Die Denkfigur, mit welcher sich die Bürgerschaft Sewamunds künftig wird anfreunden müssen, sieht denn eine deutliche Präponderanz der siegreichen Kriegsherrn der ‚Roten Liga’ vor. So erwirkte das Statut, dass tatsächlich, wie es sich Gerbondo Filotrin erdacht, die efferdische Protection über Sewamund erneuert wurde, jedoch mit einer nicht unwesentlichen Veränderung. So wird zwar die Baronin von Efferdas abermals als Protectrix Suprema der Stadt gehandelt, die Ausübung dieser Funktion liegt jedoch stellvertretend in den Händen des Herrn Irion von Streitebeck und des Signore Amaldo Piastinza von Fostanova. Die Stadt, sie hat nun in deutlicher Übermacht einen Protector Civilis und einen Protector Militaris an der Statt der Frau Elanor, und dies praiosgefällige Werk freilich hat allseits aufrichtigen und ehrlichen Beifall gefunden.
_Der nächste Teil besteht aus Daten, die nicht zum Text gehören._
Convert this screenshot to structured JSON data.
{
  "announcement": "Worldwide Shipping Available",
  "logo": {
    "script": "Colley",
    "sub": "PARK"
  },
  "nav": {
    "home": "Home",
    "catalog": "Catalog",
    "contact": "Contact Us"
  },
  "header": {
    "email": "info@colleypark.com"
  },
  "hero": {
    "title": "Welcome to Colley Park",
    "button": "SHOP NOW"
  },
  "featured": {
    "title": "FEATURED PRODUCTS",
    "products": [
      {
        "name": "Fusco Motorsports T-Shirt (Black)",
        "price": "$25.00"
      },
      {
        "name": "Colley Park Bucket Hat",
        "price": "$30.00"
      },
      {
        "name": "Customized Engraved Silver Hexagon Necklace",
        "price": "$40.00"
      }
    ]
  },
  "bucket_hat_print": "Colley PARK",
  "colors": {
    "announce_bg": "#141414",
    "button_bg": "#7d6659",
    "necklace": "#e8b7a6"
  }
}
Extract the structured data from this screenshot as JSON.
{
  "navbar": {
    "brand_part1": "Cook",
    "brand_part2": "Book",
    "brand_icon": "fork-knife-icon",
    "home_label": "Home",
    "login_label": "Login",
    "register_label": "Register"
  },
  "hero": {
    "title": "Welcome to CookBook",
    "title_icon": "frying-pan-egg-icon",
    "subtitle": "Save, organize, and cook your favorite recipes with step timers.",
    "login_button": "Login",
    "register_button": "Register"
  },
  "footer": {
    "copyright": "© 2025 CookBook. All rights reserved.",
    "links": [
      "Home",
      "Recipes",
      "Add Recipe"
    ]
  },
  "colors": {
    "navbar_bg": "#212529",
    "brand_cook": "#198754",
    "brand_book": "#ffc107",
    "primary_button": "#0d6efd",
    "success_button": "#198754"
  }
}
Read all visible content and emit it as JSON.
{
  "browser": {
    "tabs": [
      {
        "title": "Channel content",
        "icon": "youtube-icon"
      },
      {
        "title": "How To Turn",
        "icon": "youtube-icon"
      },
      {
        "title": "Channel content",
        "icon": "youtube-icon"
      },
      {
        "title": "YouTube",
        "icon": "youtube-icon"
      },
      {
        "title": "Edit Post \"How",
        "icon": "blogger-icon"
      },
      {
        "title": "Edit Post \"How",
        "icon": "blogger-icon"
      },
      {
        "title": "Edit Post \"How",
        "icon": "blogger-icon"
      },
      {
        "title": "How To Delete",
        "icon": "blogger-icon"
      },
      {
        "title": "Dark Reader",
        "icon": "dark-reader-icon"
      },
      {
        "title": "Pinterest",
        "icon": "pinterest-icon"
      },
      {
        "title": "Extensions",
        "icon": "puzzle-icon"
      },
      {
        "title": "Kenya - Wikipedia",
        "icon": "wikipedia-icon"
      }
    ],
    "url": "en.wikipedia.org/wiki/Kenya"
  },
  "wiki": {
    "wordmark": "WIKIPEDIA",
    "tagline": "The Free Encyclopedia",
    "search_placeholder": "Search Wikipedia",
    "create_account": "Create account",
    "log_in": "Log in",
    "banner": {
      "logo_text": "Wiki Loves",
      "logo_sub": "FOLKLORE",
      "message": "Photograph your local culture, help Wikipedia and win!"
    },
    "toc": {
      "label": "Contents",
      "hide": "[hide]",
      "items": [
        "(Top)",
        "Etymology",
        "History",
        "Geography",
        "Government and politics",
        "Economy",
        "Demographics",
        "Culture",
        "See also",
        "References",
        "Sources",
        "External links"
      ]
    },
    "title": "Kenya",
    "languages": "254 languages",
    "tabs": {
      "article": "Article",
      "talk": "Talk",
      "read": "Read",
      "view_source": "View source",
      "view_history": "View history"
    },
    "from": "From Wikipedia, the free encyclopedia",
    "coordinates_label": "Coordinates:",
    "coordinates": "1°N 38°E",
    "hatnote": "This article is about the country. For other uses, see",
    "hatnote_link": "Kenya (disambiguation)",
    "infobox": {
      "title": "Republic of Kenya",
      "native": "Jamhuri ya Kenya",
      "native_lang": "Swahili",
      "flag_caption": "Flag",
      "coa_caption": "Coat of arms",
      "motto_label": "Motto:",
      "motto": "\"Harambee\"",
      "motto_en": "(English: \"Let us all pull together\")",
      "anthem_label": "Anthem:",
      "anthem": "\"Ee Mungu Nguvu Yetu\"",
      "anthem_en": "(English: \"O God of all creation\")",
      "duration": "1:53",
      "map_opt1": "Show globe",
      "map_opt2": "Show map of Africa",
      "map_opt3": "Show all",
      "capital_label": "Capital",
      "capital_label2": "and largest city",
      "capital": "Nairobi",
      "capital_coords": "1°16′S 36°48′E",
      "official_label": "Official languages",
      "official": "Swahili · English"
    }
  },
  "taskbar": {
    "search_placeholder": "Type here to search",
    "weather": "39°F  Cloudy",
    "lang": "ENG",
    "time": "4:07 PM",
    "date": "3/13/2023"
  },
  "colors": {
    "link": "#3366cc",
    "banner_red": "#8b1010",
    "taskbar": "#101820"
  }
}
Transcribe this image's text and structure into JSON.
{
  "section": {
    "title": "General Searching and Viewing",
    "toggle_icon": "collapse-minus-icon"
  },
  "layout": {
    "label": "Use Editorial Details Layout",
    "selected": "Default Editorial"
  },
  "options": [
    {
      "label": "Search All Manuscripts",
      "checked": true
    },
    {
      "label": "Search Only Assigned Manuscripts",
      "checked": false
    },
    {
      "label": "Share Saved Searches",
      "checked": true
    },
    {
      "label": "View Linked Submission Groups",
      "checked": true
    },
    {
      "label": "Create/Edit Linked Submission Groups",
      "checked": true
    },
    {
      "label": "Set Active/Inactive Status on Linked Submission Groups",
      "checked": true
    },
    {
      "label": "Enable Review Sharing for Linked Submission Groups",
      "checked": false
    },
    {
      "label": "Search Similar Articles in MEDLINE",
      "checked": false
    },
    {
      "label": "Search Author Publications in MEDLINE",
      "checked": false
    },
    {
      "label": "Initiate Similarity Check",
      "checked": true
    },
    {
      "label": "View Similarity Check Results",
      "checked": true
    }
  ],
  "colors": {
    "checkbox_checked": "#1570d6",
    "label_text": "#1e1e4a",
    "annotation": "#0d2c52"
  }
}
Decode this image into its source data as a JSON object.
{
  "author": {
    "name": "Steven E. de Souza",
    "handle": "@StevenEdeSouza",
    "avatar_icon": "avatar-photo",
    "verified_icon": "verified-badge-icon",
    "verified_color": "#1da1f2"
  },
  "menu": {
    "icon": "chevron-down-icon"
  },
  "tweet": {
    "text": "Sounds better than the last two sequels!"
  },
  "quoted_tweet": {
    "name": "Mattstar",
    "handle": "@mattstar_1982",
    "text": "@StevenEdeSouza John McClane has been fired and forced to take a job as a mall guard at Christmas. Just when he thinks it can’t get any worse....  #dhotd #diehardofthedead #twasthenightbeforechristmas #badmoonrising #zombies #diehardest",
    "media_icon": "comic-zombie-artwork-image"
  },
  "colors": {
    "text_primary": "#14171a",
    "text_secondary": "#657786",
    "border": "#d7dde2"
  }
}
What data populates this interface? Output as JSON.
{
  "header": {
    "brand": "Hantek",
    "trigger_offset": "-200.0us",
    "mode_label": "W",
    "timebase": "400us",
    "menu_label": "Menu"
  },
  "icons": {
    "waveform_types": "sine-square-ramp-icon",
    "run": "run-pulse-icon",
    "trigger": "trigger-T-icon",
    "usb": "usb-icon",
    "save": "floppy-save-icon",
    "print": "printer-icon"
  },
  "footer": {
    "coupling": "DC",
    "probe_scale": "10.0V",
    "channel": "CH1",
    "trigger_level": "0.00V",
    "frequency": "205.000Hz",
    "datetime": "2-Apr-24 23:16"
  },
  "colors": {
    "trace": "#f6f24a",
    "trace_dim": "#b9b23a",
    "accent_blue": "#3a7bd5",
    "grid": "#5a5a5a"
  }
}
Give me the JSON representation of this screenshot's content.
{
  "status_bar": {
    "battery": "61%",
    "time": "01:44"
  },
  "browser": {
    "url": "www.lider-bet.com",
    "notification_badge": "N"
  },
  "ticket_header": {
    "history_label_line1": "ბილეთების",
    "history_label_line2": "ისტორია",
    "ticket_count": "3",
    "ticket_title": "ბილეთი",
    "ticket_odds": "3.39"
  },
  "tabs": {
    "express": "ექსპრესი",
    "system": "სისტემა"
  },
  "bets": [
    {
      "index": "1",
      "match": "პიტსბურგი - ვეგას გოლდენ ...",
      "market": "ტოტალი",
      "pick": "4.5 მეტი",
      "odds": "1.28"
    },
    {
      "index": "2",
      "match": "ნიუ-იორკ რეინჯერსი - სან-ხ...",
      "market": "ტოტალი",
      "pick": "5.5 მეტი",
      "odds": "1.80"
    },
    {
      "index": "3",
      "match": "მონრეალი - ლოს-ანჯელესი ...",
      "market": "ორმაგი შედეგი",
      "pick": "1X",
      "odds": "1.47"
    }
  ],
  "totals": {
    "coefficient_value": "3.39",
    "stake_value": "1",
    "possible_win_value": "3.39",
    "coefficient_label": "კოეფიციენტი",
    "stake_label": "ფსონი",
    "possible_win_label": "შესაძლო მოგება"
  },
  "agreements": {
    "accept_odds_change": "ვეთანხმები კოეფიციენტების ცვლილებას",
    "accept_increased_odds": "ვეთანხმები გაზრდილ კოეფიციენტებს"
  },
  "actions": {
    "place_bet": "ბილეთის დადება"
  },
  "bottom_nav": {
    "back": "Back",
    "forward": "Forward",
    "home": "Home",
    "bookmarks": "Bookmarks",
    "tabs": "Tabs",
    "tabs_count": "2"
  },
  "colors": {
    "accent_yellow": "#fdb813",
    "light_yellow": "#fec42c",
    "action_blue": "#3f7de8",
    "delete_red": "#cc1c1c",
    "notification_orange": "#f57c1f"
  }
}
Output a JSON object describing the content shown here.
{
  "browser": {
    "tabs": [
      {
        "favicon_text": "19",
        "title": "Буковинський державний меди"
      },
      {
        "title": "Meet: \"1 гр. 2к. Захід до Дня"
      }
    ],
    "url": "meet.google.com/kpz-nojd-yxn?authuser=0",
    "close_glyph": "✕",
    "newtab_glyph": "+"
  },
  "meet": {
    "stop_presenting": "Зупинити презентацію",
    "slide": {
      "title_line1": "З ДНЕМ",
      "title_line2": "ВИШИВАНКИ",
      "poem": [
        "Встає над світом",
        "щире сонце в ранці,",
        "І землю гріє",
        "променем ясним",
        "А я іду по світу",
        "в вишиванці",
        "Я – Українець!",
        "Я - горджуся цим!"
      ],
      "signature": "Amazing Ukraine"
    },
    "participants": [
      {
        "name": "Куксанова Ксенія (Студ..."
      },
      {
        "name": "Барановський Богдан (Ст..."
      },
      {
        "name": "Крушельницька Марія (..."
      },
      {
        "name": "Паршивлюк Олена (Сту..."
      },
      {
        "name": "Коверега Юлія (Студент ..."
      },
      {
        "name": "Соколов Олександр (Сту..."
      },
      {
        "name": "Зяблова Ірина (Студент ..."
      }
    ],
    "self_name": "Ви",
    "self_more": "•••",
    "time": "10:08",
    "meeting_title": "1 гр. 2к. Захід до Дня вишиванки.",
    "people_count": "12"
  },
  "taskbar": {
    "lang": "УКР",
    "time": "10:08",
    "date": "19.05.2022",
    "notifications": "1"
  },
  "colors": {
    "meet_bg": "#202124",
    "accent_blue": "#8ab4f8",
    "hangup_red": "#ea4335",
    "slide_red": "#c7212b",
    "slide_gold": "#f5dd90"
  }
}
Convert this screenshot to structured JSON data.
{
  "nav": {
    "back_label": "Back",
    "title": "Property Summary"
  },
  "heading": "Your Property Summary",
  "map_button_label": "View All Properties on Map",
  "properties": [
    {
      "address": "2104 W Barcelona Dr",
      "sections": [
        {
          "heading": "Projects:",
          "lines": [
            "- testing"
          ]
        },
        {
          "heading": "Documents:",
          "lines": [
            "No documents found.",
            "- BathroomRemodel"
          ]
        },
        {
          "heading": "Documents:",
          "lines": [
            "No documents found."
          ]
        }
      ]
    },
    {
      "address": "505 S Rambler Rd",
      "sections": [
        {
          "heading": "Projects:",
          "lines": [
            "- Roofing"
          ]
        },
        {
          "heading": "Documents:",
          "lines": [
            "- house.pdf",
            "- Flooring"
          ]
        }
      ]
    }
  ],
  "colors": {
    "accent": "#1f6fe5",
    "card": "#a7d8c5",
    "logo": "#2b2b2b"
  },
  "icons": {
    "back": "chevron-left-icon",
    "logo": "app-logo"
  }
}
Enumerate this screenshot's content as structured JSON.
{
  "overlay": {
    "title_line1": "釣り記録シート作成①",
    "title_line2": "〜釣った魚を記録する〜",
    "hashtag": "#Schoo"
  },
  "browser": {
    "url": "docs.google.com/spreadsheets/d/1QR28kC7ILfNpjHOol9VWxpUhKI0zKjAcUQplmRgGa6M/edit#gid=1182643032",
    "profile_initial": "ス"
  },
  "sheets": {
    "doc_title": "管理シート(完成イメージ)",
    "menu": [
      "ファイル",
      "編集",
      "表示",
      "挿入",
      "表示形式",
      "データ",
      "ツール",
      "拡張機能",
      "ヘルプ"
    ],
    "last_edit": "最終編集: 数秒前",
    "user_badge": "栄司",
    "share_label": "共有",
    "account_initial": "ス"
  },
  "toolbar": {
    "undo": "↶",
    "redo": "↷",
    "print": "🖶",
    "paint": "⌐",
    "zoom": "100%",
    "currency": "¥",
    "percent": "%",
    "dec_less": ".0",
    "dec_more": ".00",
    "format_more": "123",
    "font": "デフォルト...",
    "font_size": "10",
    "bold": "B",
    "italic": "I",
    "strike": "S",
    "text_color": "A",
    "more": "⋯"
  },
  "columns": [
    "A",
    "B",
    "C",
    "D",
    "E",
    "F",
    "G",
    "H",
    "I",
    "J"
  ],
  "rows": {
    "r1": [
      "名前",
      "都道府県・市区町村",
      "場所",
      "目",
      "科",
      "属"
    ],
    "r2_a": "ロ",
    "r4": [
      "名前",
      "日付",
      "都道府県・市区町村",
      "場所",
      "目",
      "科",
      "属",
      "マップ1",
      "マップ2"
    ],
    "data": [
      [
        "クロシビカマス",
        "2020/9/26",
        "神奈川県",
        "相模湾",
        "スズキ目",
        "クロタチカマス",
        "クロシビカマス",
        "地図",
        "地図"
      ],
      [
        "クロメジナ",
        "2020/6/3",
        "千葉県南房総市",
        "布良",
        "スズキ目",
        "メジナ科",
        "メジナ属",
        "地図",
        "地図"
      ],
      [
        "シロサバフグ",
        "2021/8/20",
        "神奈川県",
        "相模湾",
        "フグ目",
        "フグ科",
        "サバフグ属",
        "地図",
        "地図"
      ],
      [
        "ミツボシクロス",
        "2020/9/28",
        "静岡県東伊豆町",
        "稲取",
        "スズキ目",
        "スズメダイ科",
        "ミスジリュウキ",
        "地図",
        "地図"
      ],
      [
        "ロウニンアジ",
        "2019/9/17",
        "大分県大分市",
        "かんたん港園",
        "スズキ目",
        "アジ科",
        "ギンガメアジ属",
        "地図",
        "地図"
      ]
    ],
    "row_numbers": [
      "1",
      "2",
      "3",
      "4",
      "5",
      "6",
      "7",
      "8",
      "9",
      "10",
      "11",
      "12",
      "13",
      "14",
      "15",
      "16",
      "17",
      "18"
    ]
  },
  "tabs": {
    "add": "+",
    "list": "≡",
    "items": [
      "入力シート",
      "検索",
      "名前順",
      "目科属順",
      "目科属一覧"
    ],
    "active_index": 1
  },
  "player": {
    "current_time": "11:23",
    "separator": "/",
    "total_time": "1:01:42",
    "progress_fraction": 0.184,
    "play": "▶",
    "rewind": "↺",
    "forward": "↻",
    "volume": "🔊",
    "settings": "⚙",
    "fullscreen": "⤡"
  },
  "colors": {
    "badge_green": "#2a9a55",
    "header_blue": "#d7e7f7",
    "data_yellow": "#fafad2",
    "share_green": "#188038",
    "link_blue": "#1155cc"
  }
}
Zugleich jedoch wurde die Bürgerfreiheit im Magistrat durchaus fortgeführt, doch in stark veränderter Besetzung und unter dem lauteren Vorsitz eines weiteren Adelshauses. Eigens für diesen Zweck lud man das wohlbenamte Haus ya Mornicala nach Sewamund ein und bestellte es in diese wichtige Aufgabe, auf dass es ähnlich einer Kandare dem empörerischen Geist des bürgerlichen Magistrats angelegt werde. Und also herrschen nun drei Adelsfamilien in Praios über die Stadt, einträchtig und ganz gewiss auf alle Zeit friedlich.
Von Lamea Nupercanti hingegen, die wir verwaist wissen, mögen wir abschließend berichten, dass sie unter die gemeinsame Vormundschaft des Streitebeckers und des Piastinza geriet, ihres weiteren Schicksals zu harren. Und endlich wollen wir – was uns zuletzt nicht wird überraschen können – berichten, dass der Herr Hesindiego Torrem wenige Wochen nach der Neuordnung Sewamunds meuchlings ermordet wurde. Zu Unterfels ging er mit Boron ab, vielleicht, weil man ihm seine Ruhmestat und seinen Verrat in Phex und auch in Praios zu Sewamund nicht recht nachsehen wollte.